La situation du cinéma ressemble à un champ de bataille et l’enjeu de cette bataille est le spectateur. Comment faire face à une reprise en main du marché et à la toute puissance des chaînes de télévision rivées sur leur audimat ? Comment résister à cette tendance qui tend à réduire le spectateur à un consommateur fasciné par la marchandise ?
Le temps presse et il est urgent que la puissance publique et l’ensemble des acteurs du cinéma indépendant s’emparent sérieusement de ces questions.
Car il n’y a cinéma que lorsqu’il y a spectateur dans la salle, disait Serge Daney. « Il faut que quelqu’un voie le film, le perçoive et se mette à jouer quelque chose de lui-même
dans ce film ». Dans cet espace commun entre le film et le spectateur, la rencontre devient possible...
C’est dans cet esprit que nous avons conçu la troisième édition des Rencontres sur les Docks qui, cette année, fait la part belle aux documentaires. Un genre particulier qui nous tient à c?ur parce qu’il rend compte de la résistance du monde.
Un programme pour vous inciter à délaisser votre poste de télévision et à prendre des chemins de traverse pour écouter le monde à travers des petites voix d’ici et d’ailleurs,
les voix chaleureuses et dignes des journaliers du Nordeste brésilien, les voix vibrantes des ouvriers de l’usine LIP à Besançon, la voix mythique de Thomas Sankara ou les voix brisées des prostituées filmées par Rithy Panh.

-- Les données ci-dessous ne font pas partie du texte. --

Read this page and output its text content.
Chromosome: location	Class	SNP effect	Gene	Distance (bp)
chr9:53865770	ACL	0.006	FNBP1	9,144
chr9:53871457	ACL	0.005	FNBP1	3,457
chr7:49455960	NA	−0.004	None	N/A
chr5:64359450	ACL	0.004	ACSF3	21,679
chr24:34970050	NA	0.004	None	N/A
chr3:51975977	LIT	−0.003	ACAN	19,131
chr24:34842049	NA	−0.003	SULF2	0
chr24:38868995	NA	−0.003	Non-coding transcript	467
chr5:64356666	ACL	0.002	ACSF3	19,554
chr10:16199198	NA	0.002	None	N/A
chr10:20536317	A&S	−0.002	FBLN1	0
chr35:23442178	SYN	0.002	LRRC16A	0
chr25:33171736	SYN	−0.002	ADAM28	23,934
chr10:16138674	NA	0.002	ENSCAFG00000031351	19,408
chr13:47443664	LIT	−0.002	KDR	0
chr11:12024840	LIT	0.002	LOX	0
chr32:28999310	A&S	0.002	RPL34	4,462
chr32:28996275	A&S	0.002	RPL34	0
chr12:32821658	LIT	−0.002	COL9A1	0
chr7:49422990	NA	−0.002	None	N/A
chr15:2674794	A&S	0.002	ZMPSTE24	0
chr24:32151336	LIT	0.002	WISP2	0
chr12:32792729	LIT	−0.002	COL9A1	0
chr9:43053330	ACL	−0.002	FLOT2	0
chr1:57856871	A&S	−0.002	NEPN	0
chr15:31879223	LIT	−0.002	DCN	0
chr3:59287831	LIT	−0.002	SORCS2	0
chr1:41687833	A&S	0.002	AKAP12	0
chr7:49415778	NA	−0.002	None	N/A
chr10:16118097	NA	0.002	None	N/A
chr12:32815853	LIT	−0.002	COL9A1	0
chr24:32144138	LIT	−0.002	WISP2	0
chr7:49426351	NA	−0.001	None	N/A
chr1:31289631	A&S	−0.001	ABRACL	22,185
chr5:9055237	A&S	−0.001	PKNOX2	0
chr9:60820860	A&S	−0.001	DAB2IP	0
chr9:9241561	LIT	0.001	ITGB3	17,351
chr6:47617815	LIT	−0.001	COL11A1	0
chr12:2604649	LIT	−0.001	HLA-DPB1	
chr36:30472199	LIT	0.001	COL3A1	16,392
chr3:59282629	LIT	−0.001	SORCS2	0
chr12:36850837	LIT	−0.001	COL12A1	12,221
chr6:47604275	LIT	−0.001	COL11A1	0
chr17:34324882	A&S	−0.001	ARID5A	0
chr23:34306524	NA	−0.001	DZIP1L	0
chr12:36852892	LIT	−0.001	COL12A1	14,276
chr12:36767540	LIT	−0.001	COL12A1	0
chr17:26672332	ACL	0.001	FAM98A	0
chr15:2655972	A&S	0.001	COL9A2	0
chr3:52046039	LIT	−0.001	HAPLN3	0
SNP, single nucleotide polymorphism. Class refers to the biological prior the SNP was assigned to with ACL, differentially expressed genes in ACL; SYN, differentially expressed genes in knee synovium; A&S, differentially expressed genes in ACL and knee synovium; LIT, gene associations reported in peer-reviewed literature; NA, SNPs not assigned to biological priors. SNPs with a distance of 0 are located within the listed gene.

Et puis les Rencontres, c’est aussi la volonté de prendre le temps, car à l’Atalante, la place du spectateur, est aussi sur un coin de comptoir à la taverne, pour des discussions à bâtons rompus ou pour se laisser entraîner par les balades jubilatoires de Marc Perrone ou la musique tonitruante du Garazi Philanthropik(e) Orkestra.